Saturday, March 08, 2008

Too Incompetent NOT To Use Torture?

By Cernig

So Bush has refused to rule out torture as a method of interrogation for the CIA and others - pretty much everyone except the Army really. But the spin on this veto is really sick - the Army doesn't get to use torture because it's made up of dumbass kids who wouldn't know how to torture someone properly Perino and McConnell both are pushing this spin. In Perino's words:
The Army Field Manual is a perfectly appropriate document that is important for young GIs, some so young that they’re not even able to legally get a drink in the states where they’re from.
But Think Progress has a different take - the Bush administration are saying that the CIA's folks are too incompetent to interrogate someone without resorting to torture.
ThinkProgress spoke with ret. Army Lt. Gen. Harry E. Soyster, who served as the director of the Defense Intelligence Agency (DIA) during DESERT SHIELD/STORM. He called Bush’s veto a “mistake”:
I think that he will be sending an unclear message to the troops. … Gen. Petraeus has made it very clear in his letter to the troops that the standard is the Army Field Manual.
Soyster also sharply criticized McConnell’s defense of the techniques:
I would say that if Mike McConnell worked for me, I’d fire him. That is one of the weakest arguments. The Army has a lot of good training, 10-, 18-week courses at the school. And many of our interrogators have been in the Army for 28 years. They’re not 18-year old kids. […]

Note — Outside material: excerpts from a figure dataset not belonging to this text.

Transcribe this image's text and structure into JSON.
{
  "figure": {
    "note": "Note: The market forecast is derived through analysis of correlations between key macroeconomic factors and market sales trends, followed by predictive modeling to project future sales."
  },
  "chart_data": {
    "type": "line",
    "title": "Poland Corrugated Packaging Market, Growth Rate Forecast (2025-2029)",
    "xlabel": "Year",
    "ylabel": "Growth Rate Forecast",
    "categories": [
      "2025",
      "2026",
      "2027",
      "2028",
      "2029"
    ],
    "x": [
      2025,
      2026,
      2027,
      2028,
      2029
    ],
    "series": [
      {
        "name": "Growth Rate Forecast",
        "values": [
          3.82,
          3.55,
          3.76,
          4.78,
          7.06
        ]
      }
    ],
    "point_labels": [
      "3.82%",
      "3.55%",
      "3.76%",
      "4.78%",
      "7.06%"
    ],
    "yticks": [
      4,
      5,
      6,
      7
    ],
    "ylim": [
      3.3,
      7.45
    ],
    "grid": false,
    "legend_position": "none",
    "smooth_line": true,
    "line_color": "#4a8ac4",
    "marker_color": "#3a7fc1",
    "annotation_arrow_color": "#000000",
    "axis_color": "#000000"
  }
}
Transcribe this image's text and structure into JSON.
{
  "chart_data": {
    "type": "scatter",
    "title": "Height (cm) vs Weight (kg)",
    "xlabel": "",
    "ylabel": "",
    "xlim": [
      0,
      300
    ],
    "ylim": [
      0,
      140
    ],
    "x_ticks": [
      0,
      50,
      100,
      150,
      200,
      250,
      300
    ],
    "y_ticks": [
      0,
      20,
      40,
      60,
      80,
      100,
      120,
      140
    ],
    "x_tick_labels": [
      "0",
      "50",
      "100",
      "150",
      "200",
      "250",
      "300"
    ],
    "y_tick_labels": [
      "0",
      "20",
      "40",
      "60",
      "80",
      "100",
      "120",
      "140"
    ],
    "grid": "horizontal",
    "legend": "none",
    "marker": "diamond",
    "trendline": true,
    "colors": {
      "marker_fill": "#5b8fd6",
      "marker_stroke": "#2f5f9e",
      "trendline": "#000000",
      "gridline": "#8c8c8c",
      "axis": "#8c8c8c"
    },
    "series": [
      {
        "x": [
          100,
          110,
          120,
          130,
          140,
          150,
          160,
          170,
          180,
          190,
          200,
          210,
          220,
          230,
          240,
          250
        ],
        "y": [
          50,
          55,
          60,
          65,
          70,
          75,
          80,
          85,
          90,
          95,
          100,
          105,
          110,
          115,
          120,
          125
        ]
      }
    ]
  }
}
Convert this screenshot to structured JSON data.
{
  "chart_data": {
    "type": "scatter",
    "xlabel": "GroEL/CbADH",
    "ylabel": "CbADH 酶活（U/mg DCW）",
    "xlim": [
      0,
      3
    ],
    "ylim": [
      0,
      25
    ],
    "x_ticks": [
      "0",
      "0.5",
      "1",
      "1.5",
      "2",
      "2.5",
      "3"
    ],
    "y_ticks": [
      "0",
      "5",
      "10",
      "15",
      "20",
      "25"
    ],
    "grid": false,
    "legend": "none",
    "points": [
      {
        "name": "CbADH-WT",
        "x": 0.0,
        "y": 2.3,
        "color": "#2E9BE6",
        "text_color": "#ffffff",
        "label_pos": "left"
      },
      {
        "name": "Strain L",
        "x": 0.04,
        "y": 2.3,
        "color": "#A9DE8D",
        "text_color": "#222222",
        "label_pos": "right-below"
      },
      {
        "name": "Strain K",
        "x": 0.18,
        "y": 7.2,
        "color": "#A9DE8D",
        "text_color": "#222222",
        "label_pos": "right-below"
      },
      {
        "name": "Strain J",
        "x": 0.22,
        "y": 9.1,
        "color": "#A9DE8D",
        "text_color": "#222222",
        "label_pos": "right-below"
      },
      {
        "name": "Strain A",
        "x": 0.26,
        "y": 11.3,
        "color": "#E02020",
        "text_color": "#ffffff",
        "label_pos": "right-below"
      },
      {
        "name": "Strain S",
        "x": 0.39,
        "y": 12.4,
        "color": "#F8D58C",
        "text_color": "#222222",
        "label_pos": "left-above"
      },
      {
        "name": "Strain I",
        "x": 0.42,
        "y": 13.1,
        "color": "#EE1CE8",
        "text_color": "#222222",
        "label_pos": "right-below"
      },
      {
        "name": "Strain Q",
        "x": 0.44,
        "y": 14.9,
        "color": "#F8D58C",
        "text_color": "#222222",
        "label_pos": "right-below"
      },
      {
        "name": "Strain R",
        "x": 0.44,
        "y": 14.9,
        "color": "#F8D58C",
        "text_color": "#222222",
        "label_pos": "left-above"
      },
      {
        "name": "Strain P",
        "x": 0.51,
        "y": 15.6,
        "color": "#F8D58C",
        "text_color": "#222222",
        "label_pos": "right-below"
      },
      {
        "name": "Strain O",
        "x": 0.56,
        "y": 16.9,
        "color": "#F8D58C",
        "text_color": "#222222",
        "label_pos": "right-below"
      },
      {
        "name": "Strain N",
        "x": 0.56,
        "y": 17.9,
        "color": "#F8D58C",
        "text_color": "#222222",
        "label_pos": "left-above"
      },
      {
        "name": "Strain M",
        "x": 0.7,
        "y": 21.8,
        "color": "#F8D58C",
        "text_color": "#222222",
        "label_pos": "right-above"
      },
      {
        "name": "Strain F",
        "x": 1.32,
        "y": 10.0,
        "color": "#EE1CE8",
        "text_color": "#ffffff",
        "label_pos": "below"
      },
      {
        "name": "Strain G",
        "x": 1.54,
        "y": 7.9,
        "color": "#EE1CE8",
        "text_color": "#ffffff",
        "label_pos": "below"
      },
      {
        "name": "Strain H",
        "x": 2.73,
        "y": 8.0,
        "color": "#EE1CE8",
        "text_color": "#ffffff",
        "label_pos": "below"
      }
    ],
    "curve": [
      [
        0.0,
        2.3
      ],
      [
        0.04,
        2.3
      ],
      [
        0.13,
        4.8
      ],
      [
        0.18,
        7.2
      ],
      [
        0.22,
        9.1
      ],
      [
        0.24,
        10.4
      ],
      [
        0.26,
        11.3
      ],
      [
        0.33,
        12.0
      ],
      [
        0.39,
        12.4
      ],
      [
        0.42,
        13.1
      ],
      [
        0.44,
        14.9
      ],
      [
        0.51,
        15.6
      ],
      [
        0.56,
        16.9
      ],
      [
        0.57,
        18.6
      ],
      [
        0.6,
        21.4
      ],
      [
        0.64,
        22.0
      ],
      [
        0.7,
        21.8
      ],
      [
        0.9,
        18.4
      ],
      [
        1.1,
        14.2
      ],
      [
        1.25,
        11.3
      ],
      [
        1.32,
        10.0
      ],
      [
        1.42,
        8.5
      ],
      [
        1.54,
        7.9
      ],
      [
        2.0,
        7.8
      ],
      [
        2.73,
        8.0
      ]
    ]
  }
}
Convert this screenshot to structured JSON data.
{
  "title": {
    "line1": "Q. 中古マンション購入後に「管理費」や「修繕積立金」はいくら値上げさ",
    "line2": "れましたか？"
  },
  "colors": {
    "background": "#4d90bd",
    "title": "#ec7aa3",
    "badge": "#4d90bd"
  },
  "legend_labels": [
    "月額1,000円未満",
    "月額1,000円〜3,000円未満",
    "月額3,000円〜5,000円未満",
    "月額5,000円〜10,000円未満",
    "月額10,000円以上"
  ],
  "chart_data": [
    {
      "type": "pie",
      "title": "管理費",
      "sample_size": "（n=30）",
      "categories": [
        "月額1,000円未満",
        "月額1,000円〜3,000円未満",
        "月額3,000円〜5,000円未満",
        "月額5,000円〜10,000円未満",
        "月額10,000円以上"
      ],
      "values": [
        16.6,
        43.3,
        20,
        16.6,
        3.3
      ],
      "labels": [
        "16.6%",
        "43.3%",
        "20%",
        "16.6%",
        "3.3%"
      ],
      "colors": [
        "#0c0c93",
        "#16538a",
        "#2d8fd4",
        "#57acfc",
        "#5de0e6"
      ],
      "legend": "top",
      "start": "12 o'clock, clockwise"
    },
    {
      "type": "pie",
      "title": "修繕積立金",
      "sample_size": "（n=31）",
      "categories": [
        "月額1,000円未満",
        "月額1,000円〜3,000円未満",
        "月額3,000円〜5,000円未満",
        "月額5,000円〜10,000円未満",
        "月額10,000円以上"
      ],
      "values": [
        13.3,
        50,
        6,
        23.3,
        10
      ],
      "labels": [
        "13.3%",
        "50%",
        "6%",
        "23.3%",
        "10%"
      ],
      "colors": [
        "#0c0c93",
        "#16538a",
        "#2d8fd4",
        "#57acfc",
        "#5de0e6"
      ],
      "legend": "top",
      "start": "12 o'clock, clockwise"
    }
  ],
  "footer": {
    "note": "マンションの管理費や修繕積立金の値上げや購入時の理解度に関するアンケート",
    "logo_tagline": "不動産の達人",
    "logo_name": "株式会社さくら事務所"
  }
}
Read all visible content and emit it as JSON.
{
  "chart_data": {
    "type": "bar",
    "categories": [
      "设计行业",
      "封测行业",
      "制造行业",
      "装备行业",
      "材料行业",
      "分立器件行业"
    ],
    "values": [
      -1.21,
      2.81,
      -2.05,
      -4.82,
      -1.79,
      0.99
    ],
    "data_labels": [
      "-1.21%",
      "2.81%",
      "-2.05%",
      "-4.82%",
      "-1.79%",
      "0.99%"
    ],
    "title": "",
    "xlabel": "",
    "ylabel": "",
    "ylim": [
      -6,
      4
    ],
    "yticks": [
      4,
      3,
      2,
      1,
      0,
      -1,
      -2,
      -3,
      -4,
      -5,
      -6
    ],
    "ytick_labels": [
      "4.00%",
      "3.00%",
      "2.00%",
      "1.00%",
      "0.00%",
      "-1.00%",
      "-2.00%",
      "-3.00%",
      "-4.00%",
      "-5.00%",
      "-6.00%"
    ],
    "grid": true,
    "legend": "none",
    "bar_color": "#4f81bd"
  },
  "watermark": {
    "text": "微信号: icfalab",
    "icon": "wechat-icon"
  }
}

And the idea, in fact, these techniques [used by] the experts at the CIA — waterboarding, sleep deprivation, hypothermia, whatever those techniques are — it doesn’t take much expertise to use those. You know, dumb guys in the Middle Ages were doing the same thing. The KGB were strong on sleep deprivation. So there’s no skill required from the CIA. They may need those techniques because of their skill level. And they think that they need them.
Soyster added that one of the interrogation experts who had worked for him at the DIA laughed “at the idea that anyone would be so incompetent as to have to use any of these [torture] techniques.” Many interrogators, in fact, don’t even go to the extend that the Field Manual authorizes, “because good interrogators don’t need those techniques.”
I'm surprised that the Bomb Iran crowd, who are in the main an identical set to the Loving Torture set, aren't making more of this possible line of argument - if the CIA and other intel agencies are so incompetent as to need torture, then surely we should all just set aside the last Iran NIE, right?

Update Marty Lederman:
Bush's veto is, in effect, an attempt to retain the option to violate the Geneva Conventions, the Federal Anti-Torture statute, and the McCain Amendment. He would only retain this option, however, because his lawyers have made unreasonable interpretations of U.S. law to conclude that the most egregious of these techniques-- including waterboarding-- are lawful, instead of what they actually are: violations of federal law and breaches of Geneva.

...it is worth recognizing Bush's veto-- and indeed, many other future actions and acts of intransigence-- as part of an endgame strategy. At this point in Bush's Presidency he deals from a position of weakness, not strength. His major goals are to prevent criminal prosecutions of himself (unlikely in any event) and his aides (more likely), to keep the public from finding out much of what he and his advisors actually did and ordered done during his presidency (his fight for immunity for telecom companies who engaged in illegal surveillance should be understood as part of this larger strategy), to entrench the U.S. presence in Iraq for the foreseeable future, and do what he can to ensure that John McCain becomes President, or failing that, Hillary Clinton as a second best solution. He figures that McCain, and, to a lesser extent Clinton, are most likely to continue aspects of his policies and keep troops in Iraq for some time. The longer that the next president continues his policies-- including warrantless surveillance, his interrogation practices, and his war in Iraq, the longer these features will become normalized and/or the next President's problem.

What Bush does not want, above all, is to be followed by a repudiationist or reconstructive Presidency that establishes a new political order through systematic rejection of the themes of his Presidency.
Because then it might all unravel and he'd have to live in exile in Patagonia?